On December 28, 2012, CAC filed a brief in the Supreme Court on behalf of the American Planning Association, the National Trust for Historic Preservation, and the City of New York. Our brief argued that Koontz’s claim was inconsistent with the text and history of the Takings Clause, as well as the Court’s takings jurisprudence. The text of the Takings Clause itself is narrow, and since the Court’s unanimous decision in Lingle v. Chevron (2005), regulatory takings have been limited to situations in which a regulation’s impact on a property owner is “functionally equivalent” to the “classic taking in which government directly appropriates private property.” Under this understanding, we made the case in our brief that Koontz’s takings claim was a non-starter – the District had taken absolutely nothing from him.
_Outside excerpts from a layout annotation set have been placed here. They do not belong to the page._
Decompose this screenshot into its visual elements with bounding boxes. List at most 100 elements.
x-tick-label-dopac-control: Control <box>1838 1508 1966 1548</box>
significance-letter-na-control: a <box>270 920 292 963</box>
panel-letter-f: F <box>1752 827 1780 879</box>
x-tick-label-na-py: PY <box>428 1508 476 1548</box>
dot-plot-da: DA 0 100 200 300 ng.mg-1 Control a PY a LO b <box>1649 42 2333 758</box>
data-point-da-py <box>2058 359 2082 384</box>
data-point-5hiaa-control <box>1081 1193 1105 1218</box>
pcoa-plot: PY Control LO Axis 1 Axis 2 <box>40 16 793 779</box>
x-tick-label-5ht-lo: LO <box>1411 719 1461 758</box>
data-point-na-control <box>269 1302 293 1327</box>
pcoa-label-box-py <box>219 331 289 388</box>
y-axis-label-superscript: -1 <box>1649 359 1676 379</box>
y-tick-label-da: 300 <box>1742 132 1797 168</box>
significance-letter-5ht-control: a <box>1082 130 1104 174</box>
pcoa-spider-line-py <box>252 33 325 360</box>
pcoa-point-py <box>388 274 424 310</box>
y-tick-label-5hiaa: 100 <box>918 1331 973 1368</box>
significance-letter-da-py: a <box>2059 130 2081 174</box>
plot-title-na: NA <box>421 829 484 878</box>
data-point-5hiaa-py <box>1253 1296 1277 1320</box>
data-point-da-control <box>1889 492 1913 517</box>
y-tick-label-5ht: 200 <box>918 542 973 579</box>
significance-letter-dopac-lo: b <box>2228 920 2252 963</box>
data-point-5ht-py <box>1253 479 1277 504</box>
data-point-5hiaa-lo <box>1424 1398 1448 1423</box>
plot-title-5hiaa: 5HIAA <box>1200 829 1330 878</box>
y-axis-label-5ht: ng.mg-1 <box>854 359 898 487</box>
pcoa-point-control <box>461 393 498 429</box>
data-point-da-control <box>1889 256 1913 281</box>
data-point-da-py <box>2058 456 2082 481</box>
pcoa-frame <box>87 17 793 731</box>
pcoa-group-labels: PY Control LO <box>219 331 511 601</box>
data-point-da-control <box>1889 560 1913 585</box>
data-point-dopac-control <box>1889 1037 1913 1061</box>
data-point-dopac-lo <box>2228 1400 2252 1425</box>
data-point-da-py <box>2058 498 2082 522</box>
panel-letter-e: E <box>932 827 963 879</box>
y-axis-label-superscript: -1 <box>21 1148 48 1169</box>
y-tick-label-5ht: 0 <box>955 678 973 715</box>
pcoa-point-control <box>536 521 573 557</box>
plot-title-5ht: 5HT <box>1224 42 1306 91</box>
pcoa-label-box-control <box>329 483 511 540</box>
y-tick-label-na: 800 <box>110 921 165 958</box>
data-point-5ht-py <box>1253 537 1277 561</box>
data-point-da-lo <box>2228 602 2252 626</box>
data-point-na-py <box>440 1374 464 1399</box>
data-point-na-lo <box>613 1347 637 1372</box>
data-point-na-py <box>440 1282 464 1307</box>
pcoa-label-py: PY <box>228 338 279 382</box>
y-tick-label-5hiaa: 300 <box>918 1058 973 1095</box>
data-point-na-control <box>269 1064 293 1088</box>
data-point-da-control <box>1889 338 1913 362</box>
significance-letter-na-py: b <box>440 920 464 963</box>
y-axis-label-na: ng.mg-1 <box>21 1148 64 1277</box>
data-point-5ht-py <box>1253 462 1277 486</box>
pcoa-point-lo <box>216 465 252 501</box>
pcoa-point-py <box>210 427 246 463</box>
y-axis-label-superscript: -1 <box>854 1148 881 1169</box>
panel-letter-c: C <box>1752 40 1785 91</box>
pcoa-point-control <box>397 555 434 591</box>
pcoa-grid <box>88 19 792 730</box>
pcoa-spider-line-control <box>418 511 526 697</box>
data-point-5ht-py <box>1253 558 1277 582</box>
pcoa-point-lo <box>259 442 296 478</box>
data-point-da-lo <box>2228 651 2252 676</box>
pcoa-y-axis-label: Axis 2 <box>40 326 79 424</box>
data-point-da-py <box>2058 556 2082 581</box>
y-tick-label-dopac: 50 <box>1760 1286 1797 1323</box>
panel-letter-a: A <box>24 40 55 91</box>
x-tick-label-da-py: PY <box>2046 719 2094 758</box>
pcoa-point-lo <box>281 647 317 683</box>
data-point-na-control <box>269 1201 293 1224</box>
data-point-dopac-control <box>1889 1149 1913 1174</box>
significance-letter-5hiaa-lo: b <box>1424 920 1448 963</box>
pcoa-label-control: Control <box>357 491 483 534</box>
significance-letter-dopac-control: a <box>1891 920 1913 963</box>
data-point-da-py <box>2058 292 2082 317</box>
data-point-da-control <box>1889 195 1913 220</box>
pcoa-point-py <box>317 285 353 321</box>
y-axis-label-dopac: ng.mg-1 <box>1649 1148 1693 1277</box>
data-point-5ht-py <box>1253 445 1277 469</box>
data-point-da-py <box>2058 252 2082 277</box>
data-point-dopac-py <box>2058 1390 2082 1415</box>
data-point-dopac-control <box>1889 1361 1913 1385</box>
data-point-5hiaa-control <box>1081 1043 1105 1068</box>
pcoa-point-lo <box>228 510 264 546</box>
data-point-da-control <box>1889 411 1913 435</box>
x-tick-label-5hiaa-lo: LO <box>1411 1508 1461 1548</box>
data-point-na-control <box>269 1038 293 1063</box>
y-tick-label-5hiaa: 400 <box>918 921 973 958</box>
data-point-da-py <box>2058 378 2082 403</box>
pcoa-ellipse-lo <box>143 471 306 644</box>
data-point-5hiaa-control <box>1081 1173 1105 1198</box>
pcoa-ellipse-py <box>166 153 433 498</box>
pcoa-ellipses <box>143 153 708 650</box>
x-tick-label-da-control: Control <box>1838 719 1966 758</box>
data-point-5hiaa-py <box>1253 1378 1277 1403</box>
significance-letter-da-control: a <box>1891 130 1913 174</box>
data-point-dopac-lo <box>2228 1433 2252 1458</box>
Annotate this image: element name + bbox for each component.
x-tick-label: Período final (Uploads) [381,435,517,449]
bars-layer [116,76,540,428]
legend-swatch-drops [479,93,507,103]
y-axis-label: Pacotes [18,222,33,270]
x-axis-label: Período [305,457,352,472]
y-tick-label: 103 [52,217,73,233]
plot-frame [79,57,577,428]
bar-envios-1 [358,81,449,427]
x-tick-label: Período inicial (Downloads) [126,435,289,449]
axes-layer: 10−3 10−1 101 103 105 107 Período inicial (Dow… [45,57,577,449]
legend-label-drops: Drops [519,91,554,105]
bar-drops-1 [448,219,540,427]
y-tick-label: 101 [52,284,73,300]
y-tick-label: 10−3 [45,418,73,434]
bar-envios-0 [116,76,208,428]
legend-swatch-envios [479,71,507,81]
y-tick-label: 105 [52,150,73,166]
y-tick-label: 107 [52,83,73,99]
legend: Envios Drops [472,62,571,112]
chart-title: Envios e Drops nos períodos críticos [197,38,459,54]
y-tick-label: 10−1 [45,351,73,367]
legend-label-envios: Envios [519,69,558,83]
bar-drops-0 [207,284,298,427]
To avoid Lingle, Koontz reframed his claim as a challenge to the mitigation measures proposed by the District in order to take advantage of the specialized tests developed by the Court in Nollan v. California Coastal Commission (1987) and Dolan v. City of Tigard (1994). In our brief, we argued that Nollan and Dolan did not apply to Koontz’s challenge. Whereas both Nollan and Dolan involved finalized conditions – instances in which a permit was approved and specific conditions were attached – Koontz broke off negotiations before any particular condition was demanded by the District. CAC argued that extending these cases to cover failed negotiations such as Koontz’s would be unworkable both for public officials and judges. Furthermore, since both Nollan and Dolan were rooted in the doctrine of unconstitutional conditions, we explained that the specialized tests could only be applied when the challenged conditions were a per se taking if unilaterally imposed, such as a land dedication. However, none of the conditions suggested by the District constituted a per se taking.
On June 25, 2013, in an ideologically divided 5-4 decision, the U.S. Supreme Court reversed the Florida Supreme Court and ruled in favor of Koontz, expanding the ability of property owners to challenge permit conditions imposed on them by government land-use agencies. The Court held that a government’s demand for property from a land-use permit applicant must satisfy the Nollan/Dolan requirements even when the government denies the permit and even when it asks for money rather than an interest in land. The majority opinion authored by Justice Alito (and joined by Chief Justice Roberts and Justices Scalia, Kennedy, and Thomas) determined that the District had subjected Koontz to an “unconstitutional condition,” framing the Court’s decision as a safeguard against future “extortionate demands for property” in the context of land-use permits.
Justice Kagan, in a spirited dissent joined by Justices Ginsburg, Breyer, and Sotomayor, and echoing many of the key arguments in CAC’s brief, criticized the “uncertain” boundaries created by the majority’s decision, and pointed out that the decision “threatens to subject a vast array of land-use regulations, applied daily in States and localities throughout the country, to heightened constitutional scrutiny.” By injecting judges into the land-use planning process, the Koontz decision makes it more difficult for state and local officials to strike an appropriate balance between protecting the environment and promoting development.